Se, in sede di controllo dichiarativo, solo i 12.000 euro risultano correttamente deducibili, i 6.000 euro possono diventare indeducibili e aumentare il reddito dello studio. Se il reddito associativo prima della rettifica era 160.000 euro, la ripresa fiscale lo porta a 166.000 euro. Con due soci al 50%, ciascuno si vedrà imputare 83.000 euro anziché 80.000 euro, con un incremento personale di 3.000 euro di imponibile. Questo è il classico caso in cui una voce apparentemente “minore” nel quadro RE produce effetti reali sui soci.

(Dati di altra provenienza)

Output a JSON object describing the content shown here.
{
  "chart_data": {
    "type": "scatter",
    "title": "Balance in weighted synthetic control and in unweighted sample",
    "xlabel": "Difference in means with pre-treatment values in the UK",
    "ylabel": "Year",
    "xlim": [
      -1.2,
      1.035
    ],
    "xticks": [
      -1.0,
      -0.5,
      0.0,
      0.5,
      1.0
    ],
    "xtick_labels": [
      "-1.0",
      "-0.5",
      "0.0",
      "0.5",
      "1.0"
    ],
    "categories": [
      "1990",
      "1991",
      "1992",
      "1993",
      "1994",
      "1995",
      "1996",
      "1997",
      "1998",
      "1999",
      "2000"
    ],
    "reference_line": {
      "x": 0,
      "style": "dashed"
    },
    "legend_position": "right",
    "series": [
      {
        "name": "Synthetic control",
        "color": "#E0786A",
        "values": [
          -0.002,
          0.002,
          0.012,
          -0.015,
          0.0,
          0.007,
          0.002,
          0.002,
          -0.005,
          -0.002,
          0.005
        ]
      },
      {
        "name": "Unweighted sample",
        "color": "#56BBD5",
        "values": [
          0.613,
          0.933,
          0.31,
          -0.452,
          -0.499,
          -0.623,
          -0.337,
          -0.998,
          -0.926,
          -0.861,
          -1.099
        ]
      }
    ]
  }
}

Esempio 2 – Società in nome collettivo in liquidazione

Una SNC entra in liquidazione ordinaria e chiude il 2025 con:

  • reddito operativo residuo: 40.000 euro;
  • perdite pregresse residue: 25.000 euro;
  • due soci con quote al 60% e 40%.

Se la gestione della liquidazione e delle perdite residue viene impostata correttamente nei quadri interessati, il reddito netto imputabile può ridursi a 15.000 euro, da ripartire ai soci per trasparenza:

  • socio A: 9.000 euro;
  • socio B: 6.000 euro.

Se invece le perdite residue non vengono rappresentate correttamente nel modello, il rischio è di imputare ai soci il reddito pieno di 40.000 euro, cioè:

  • socio A: 24.000 euro;
  • socio B: 16.000 euro.

La differenza fiscale è evidente e mostra quanto la novità sulla liquidazione ordinaria non sia affatto solo formale.

Esempio 3 – Società di persone che aderisce al concordato preventivo biennale

Una SAS aderente al CPB per il biennio 2025-2026 presenta:

  • reddito concordato 2025: 120.000 euro;
  • componenti esclusi dal reddito concordato: 15.000 euro;
  • tre soci con quote 50%, 30% e 20%.

Se i componenti esclusi vengono correttamente gestiti nel quadro CP, il reddito imputabile ai soci resta distinto e il dato concordato viene trattato in modo coerente:

  • socio A: 60.000 euro;
  • socio B: 36.000 euro;
  • socio C: 24.000 euro.

Se invece i 15.000 euro di componenti esclusi non sono correttamente evidenziati nei righi CP6-CP8, si rischia di alterare il reddito fiscale effettivo e i prospetti da trasferire ai soci. In una struttura trasparente questo non è un errore confinato al modello della società: diventa un errore moltiplicato per tutti i partecipanti.


Conclusioni

Il Redditi SP 2026 è un modello che richiede un approccio più tecnico rispetto al passato. Le novità sul quadro CP, sulla liquidazione ordinaria, sulle spese professionali nel quadro RE e sugli aggiornamenti dei quadri d’impresa dimostrano che il dichiarativo delle società di persone è diventato uno strumento ancora più “sensibile” nella gestione della fiscalità per trasparenza.

Per imprese e professionisti il messaggio è chiaro: non basta chiudere la contabilità, bisogna costruire il modello attorno alle novità normative e agli effetti che queste producono sui soci. Il Redditi SP 2026 va quindi affrontato come una dichiarazione “a catena”: ogni scelta o errore nella società si trasferisce direttamente nelle dichiarazioni personali dei partecipanti. E proprio per questo, più che un adempimento, è un vero esercizio di regia fiscale.